Ils « se félicitent de la mise en place d’un nouveau gouvernement, auquel ils promettent leur soutien. Ils demandent à tous les Rwandais d’alléger la charge des nouveaux dirigeants en répondant favorablement à leurs appels et en les aidant dans la réalisation de la tâche qu’ils ont assignée au nouveau gouvernement, à savoir : le retour de la paix et de la sécurité, la lutte contre la faim et les négociations avec le FPR”.
Il s’agit d’une prise de position claire pour les génocidaires, car, les évêques appuient une armée qui tue, et un gouvernement qui massacre la population civile Tutsi.
3. Le massacre des Tutsi dans le Secteur de Rushashi, anciennement Commune Rushashi, préfecture de Kigali Ngari
Le 10 mars 1994, de nombreux Tutsi ont été tués à Rwankuba à la paroisse catholique, près des bureaux du Secteur Rushashi où il y avait anciennement la Sous-préfecture de Rushashi et un tribunal, à Shyombwe et également au centre commercial de Kinyari. L’endroit fut appelé « CND » en 1994.
Des réunions planifiant les massacres de Tutsi ont été organisées à Rushashi, certaines chez le Bourgmestre de l’ancienne Commune Musasa, Havugimana Aloys et au bureau de cette commune, tandis que d’autres étaient organisées au siège de la Préfecture Kigali Ngali lesquelles étaient dirigées par le Préfet Karera Francois, aussi au bureau de la Sous-préfecture Rushashi, à celui de la Commune Rushashi, au Secteur de Shyombwe, à l’EAV Rushashi et au bureau du Secteur Joma.
Signalons que le préfet Karera Francois a été jugé et reconnu coupable de génocide par le tribunal pénal international pour le Rwanda. Il a été condamné à la prison à vie. Il est mort en détention.
4.Le bourgmestre de la Commune Rwamiko, et le Sous-prefet Biniga Damien ont exterminé les Tutsi au Centre de Sante de Ruramba dans la commune de Rwamiko, Gikongoro
Le 10 avril 1994, ont été tués des Tutsi qui s’étaient réfugiés au centre nutritionnel de Ruramba de la Commune Rwamiko, en la Préfecture Gikongoro.
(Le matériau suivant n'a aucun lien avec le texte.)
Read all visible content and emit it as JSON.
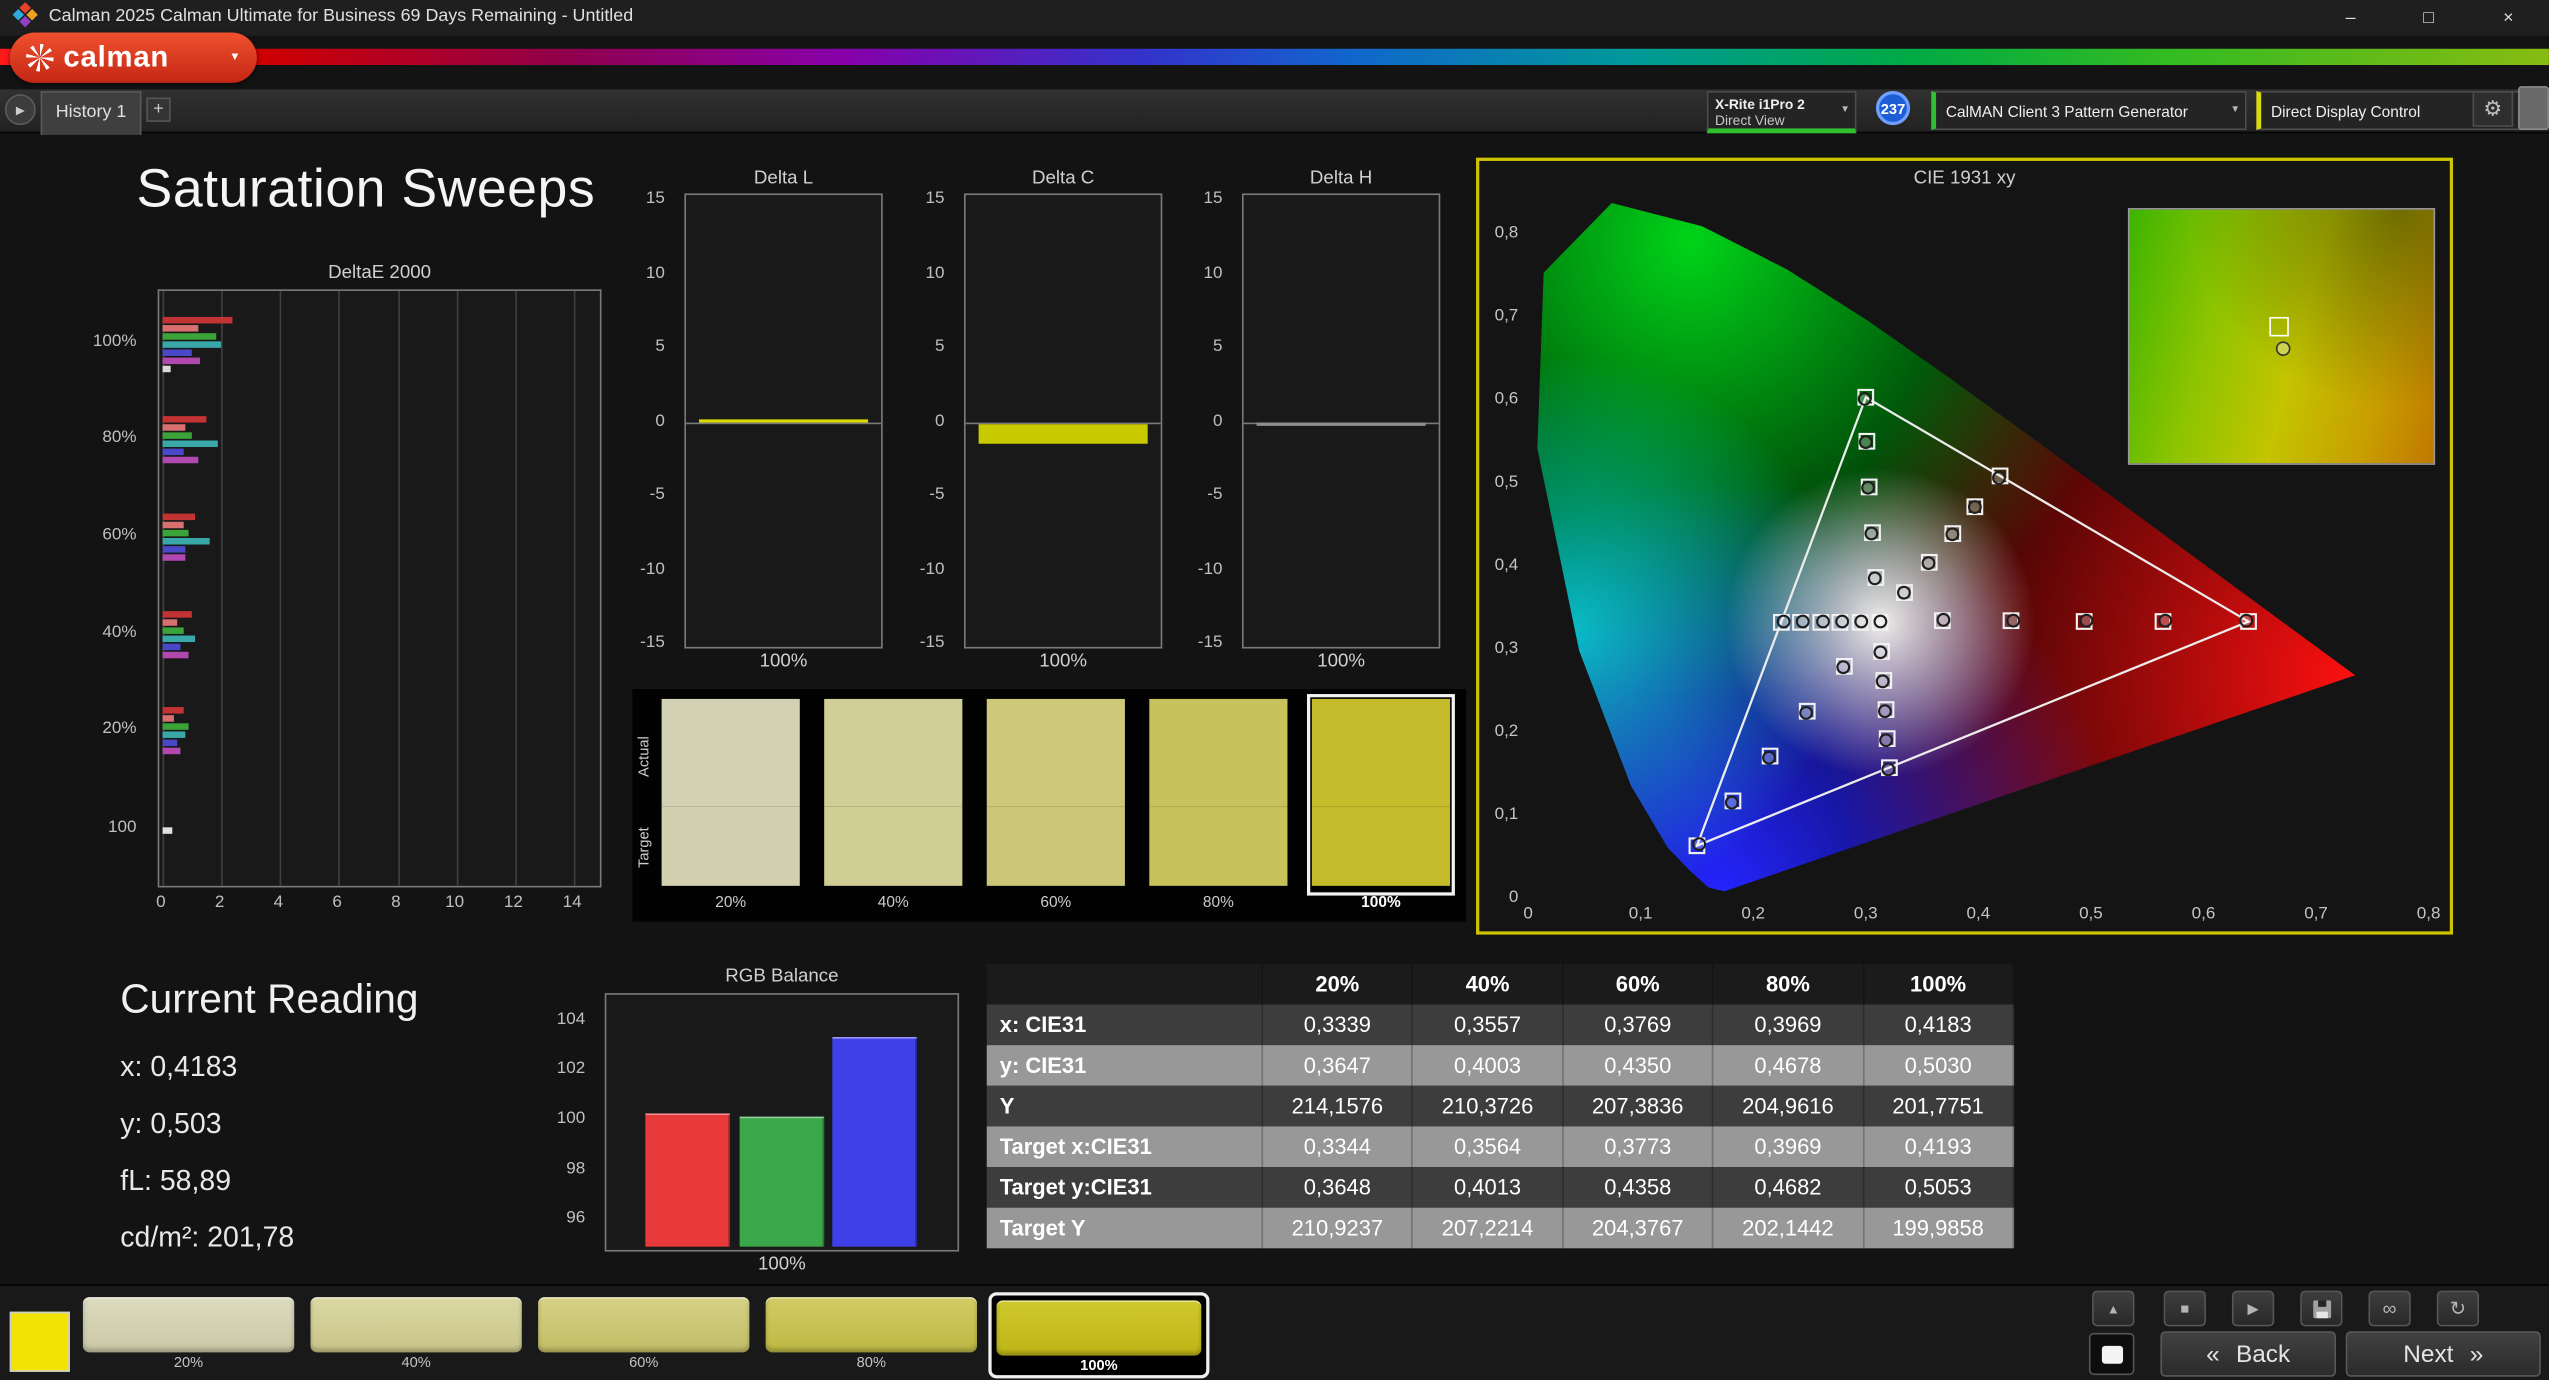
{
  "window": {
    "title": "Calman 2025 Calman Ultimate for Business 69 Days Remaining  - Untitled"
  },
  "icons": {
    "chevron_down": "▼",
    "play": "▶",
    "history": "▶",
    "stop": "■",
    "infinity": "∞",
    "refresh": "↻",
    "chevron_up": "▲",
    "back": "«",
    "forward": "»",
    "gear": "⚙",
    "plus": "+",
    "minimize": "–",
    "restore": "□",
    "close": "×"
  },
  "logo": {
    "text": "calman"
  },
  "tab_bar": {
    "active_tab": "History 1",
    "add_tab": "+"
  },
  "device_bar": {
    "meter": {
      "line1": "X-Rite i1Pro 2",
      "line2": "Direct View",
      "accent": "#2fbf2f"
    },
    "badge": "237",
    "pattern_generator": {
      "label": "CalMAN Client 3 Pattern Generator",
      "accent": "#2fbf2f"
    },
    "display_control": {
      "label": "Direct Display Control",
      "accent": "#d8d813"
    }
  },
  "page": {
    "heading": "Saturation Sweeps"
  },
  "current_reading": {
    "title": "Current Reading",
    "lines": [
      "x: 0,4183",
      "y: 0,503",
      "fL: 58,89",
      "cd/m²: 201,78"
    ]
  },
  "swatch_panel": {
    "row_labels": [
      "Actual",
      "Target"
    ],
    "selected_index": 4,
    "columns": [
      {
        "label": "20%",
        "actual": "#d3d1b4",
        "target": "#d2d0b1"
      },
      {
        "label": "40%",
        "actual": "#d1ce97",
        "target": "#d0cd95"
      },
      {
        "label": "60%",
        "actual": "#cdc87a",
        "target": "#ccc778"
      },
      {
        "label": "80%",
        "actual": "#c8c25c",
        "target": "#c7c15a"
      },
      {
        "label": "100%",
        "actual": "#c4bc2b",
        "target": "#c3bb29"
      }
    ]
  },
  "results_table": {
    "header": [
      "",
      "20%",
      "40%",
      "60%",
      "80%",
      "100%"
    ],
    "rows": [
      {
        "label": "x: CIE31",
        "values": [
          "0,3339",
          "0,3557",
          "0,3769",
          "0,3969",
          "0,4183"
        ]
      },
      {
        "label": "y: CIE31",
        "values": [
          "0,3647",
          "0,4003",
          "0,4350",
          "0,4678",
          "0,5030"
        ]
      },
      {
        "label": "Y",
        "values": [
          "214,1576",
          "210,3726",
          "207,3836",
          "204,9616",
          "201,7751"
        ]
      },
      {
        "label": "Target x:CIE31",
        "values": [
          "0,3344",
          "0,3564",
          "0,3773",
          "0,3969",
          "0,4193"
        ]
      },
      {
        "label": "Target y:CIE31",
        "values": [
          "0,3648",
          "0,4013",
          "0,4358",
          "0,4682",
          "0,5053"
        ]
      },
      {
        "label": "Target Y",
        "values": [
          "210,9237",
          "207,2214",
          "204,3767",
          "202,1442",
          "199,9858"
        ]
      }
    ]
  },
  "bottom_bar": {
    "selected_index": 4,
    "back_label": "Back",
    "next_label": "Next",
    "swatches": [
      {
        "label": "20%",
        "top": "#dedcc0",
        "bottom": "#c9c7a6"
      },
      {
        "label": "40%",
        "top": "#dbd8a4",
        "bottom": "#c8c488"
      },
      {
        "label": "60%",
        "top": "#d6d287",
        "bottom": "#c2bd66"
      },
      {
        "label": "80%",
        "top": "#d2cc66",
        "bottom": "#beb844"
      },
      {
        "label": "100%",
        "top": "#d0c92e",
        "bottom": "#beb516"
      }
    ]
  },
  "chart_data": [
    {
      "id": "deltae2000",
      "type": "bar",
      "orientation": "horizontal",
      "title": "DeltaE 2000",
      "xlim": [
        0,
        14
      ],
      "xticks": [
        0,
        2,
        4,
        6,
        8,
        10,
        12,
        14
      ],
      "groups": [
        {
          "category": "100%",
          "bars": [
            {
              "v": 2.4,
              "color": "#c23434"
            },
            {
              "v": 1.2,
              "color": "#d87070"
            },
            {
              "v": 1.8,
              "color": "#3aa43a"
            },
            {
              "v": 2.0,
              "color": "#38a8a8"
            },
            {
              "v": 1.0,
              "color": "#4848c8"
            },
            {
              "v": 1.3,
              "color": "#b048b0"
            },
            {
              "v": 0.25,
              "color": "#d8d8d8"
            }
          ]
        },
        {
          "category": "80%",
          "bars": [
            {
              "v": 1.5,
              "color": "#c23434"
            },
            {
              "v": 0.8,
              "color": "#d87070"
            },
            {
              "v": 1.0,
              "color": "#3aa43a"
            },
            {
              "v": 1.9,
              "color": "#38a8a8"
            },
            {
              "v": 0.7,
              "color": "#4848c8"
            },
            {
              "v": 1.2,
              "color": "#b048b0"
            }
          ]
        },
        {
          "category": "60%",
          "bars": [
            {
              "v": 1.1,
              "color": "#c23434"
            },
            {
              "v": 0.7,
              "color": "#d87070"
            },
            {
              "v": 0.9,
              "color": "#3aa43a"
            },
            {
              "v": 1.6,
              "color": "#38a8a8"
            },
            {
              "v": 0.8,
              "color": "#4848c8"
            },
            {
              "v": 0.8,
              "color": "#b048b0"
            }
          ]
        },
        {
          "category": "40%",
          "bars": [
            {
              "v": 1.0,
              "color": "#c23434"
            },
            {
              "v": 0.5,
              "color": "#d87070"
            },
            {
              "v": 0.7,
              "color": "#3aa43a"
            },
            {
              "v": 1.1,
              "color": "#38a8a8"
            },
            {
              "v": 0.6,
              "color": "#4848c8"
            },
            {
              "v": 0.9,
              "color": "#b048b0"
            }
          ]
        },
        {
          "category": "20%",
          "bars": [
            {
              "v": 0.7,
              "color": "#c23434"
            },
            {
              "v": 0.4,
              "color": "#d87070"
            },
            {
              "v": 0.9,
              "color": "#3aa43a"
            },
            {
              "v": 0.8,
              "color": "#38a8a8"
            },
            {
              "v": 0.5,
              "color": "#4848c8"
            },
            {
              "v": 0.6,
              "color": "#b048b0"
            }
          ]
        },
        {
          "category": "100",
          "bars": [
            {
              "v": 0.35,
              "color": "#e0e0e0"
            }
          ]
        }
      ]
    },
    {
      "id": "delta_l",
      "type": "bar",
      "title": "Delta L",
      "ylim": [
        -15,
        15
      ],
      "yticks": [
        15,
        10,
        5,
        0,
        -5,
        -10,
        -15
      ],
      "xlabel": "100%",
      "value": 0.3,
      "color": "#d8d800"
    },
    {
      "id": "delta_c",
      "type": "bar",
      "title": "Delta C",
      "ylim": [
        -15,
        15
      ],
      "yticks": [
        15,
        10,
        5,
        0,
        -5,
        -10,
        -15
      ],
      "xlabel": "100%",
      "value": -1.3,
      "color": "#c9c900"
    },
    {
      "id": "delta_h",
      "type": "bar",
      "title": "Delta H",
      "ylim": [
        -15,
        15
      ],
      "yticks": [
        15,
        10,
        5,
        0,
        -5,
        -10,
        -15
      ],
      "xlabel": "100%",
      "value": 0,
      "color": "#909090"
    },
    {
      "id": "rgb_balance",
      "type": "bar",
      "title": "RGB Balance",
      "xlabel": "100%",
      "categories": [
        "Red",
        "Green",
        "Blue"
      ],
      "values": [
        100.3,
        100.2,
        103.4
      ],
      "colors": [
        "#e83a3a",
        "#3aa84a",
        "#4040e8"
      ],
      "yticks": [
        104,
        102,
        100,
        98,
        96
      ],
      "ylim": [
        94.8,
        105.5
      ]
    },
    {
      "id": "cie1931",
      "type": "scatter",
      "title": "CIE 1931 xy",
      "xlabel_ticks": [
        "0",
        "0,1",
        "0,2",
        "0,3",
        "0,4",
        "0,5",
        "0,6",
        "0,7",
        "0,8"
      ],
      "ylabel_ticks": [
        "0",
        "0,1",
        "0,2",
        "0,3",
        "0,4",
        "0,5",
        "0,6",
        "0,7",
        "0,8"
      ],
      "gamut_triangle": [
        [
          0.64,
          0.33
        ],
        [
          0.3,
          0.6
        ],
        [
          0.15,
          0.06
        ]
      ],
      "targets": [
        [
          0.368,
          0.331
        ],
        [
          0.429,
          0.331
        ],
        [
          0.494,
          0.33
        ],
        [
          0.564,
          0.33
        ],
        [
          0.64,
          0.33
        ],
        [
          0.309,
          0.383
        ],
        [
          0.306,
          0.437
        ],
        [
          0.303,
          0.492
        ],
        [
          0.301,
          0.547
        ],
        [
          0.3,
          0.6
        ],
        [
          0.281,
          0.276
        ],
        [
          0.248,
          0.222
        ],
        [
          0.215,
          0.168
        ],
        [
          0.182,
          0.114
        ],
        [
          0.15,
          0.06
        ],
        [
          0.295,
          0.329
        ],
        [
          0.277,
          0.329
        ],
        [
          0.26,
          0.329
        ],
        [
          0.242,
          0.329
        ],
        [
          0.225,
          0.329
        ],
        [
          0.314,
          0.294
        ],
        [
          0.316,
          0.259
        ],
        [
          0.318,
          0.224
        ],
        [
          0.319,
          0.189
        ],
        [
          0.321,
          0.154
        ],
        [
          0.3344,
          0.3648
        ],
        [
          0.3564,
          0.4013
        ],
        [
          0.3773,
          0.4358
        ],
        [
          0.3969,
          0.4682
        ],
        [
          0.4193,
          0.5053
        ],
        [
          0.3127,
          0.329
        ]
      ],
      "measured": [
        [
          0.296,
          0.33
        ],
        [
          0.279,
          0.33
        ],
        [
          0.262,
          0.33
        ],
        [
          0.244,
          0.33
        ],
        [
          0.227,
          0.33
        ],
        [
          0.308,
          0.382
        ],
        [
          0.305,
          0.436
        ],
        [
          0.302,
          0.491
        ],
        [
          0.3,
          0.546
        ],
        [
          0.299,
          0.598
        ],
        [
          0.313,
          0.293
        ],
        [
          0.315,
          0.258
        ],
        [
          0.317,
          0.222
        ],
        [
          0.318,
          0.187
        ],
        [
          0.32,
          0.152
        ],
        [
          0.3339,
          0.3647
        ],
        [
          0.3557,
          0.4003
        ],
        [
          0.3769,
          0.435
        ],
        [
          0.3969,
          0.4678
        ],
        [
          0.4183,
          0.503
        ],
        [
          0.369,
          0.332
        ],
        [
          0.431,
          0.331
        ],
        [
          0.496,
          0.331
        ],
        [
          0.566,
          0.331
        ],
        [
          0.638,
          0.331
        ],
        [
          0.28,
          0.275
        ],
        [
          0.247,
          0.22
        ],
        [
          0.214,
          0.166
        ],
        [
          0.181,
          0.112
        ],
        [
          0.152,
          0.062
        ],
        [
          0.313,
          0.33
        ]
      ]
    }
  ]
}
Parmi les responsables de ce massacre il y a Mugirangabo Silas, Bourgmestre de la Commune Rwamiko, le Sous-préfet Biniga Damien, Mutaganda, Conseiller de Ruramba, Gafaranga Innocent Inspecteur scolaire dans la Commune Rwamiko, Nkurikiyinka Célestin, enseignant, Kidahenda Oswald, membre des Impuzamugambi de la CDR, Kabuga Leodomir (CDR), Nkuriza Félicien, Juvenal Ndabarinze, directeur de l’usine à thé de Mata et Nkuriza Anatole, encadreur de la jeunesse.
Les réunions, organisées par les autorités et qui planifiaient les massacres des Tutsi, se tenaient au centre de Ruramba, là où actuellement un marché a été construit, et étaient dirigées par le Sous-préfet Biniga.
A Ruramba il y a un mémorial du Génocide perpétré contre les Tutsi, dans lequel ont été inhumés entre 1200 et 1500 corps de victimes.
5.Des Tutsi ont été massacrés à Ngororero, Commune Satinskyi
Du 8 au 10 avril 1994, à Ngororero là où il y avait l’ancien palais du MRND et le bureau de la Sous-préfecture Ngororero, en Préfecture Gisenyi, ont été tués de nombreux Tutsi venus des Communes Satinskyi, Ramba et Gaseke et aux alentours ; certains d’entre eux ont été brûlés vifs à l’essence dans ces bâtiments administratifs dans lesquels ils croyaient avoir trouvé cachette. De nombreuses réunions qui ont planifié ces massacres s’étaient tenues dans les bureaux de ce qui étaient anciennement la Sous-préfecture de Ngororero et les Communes Ramba, Gaseke et Satinskyi.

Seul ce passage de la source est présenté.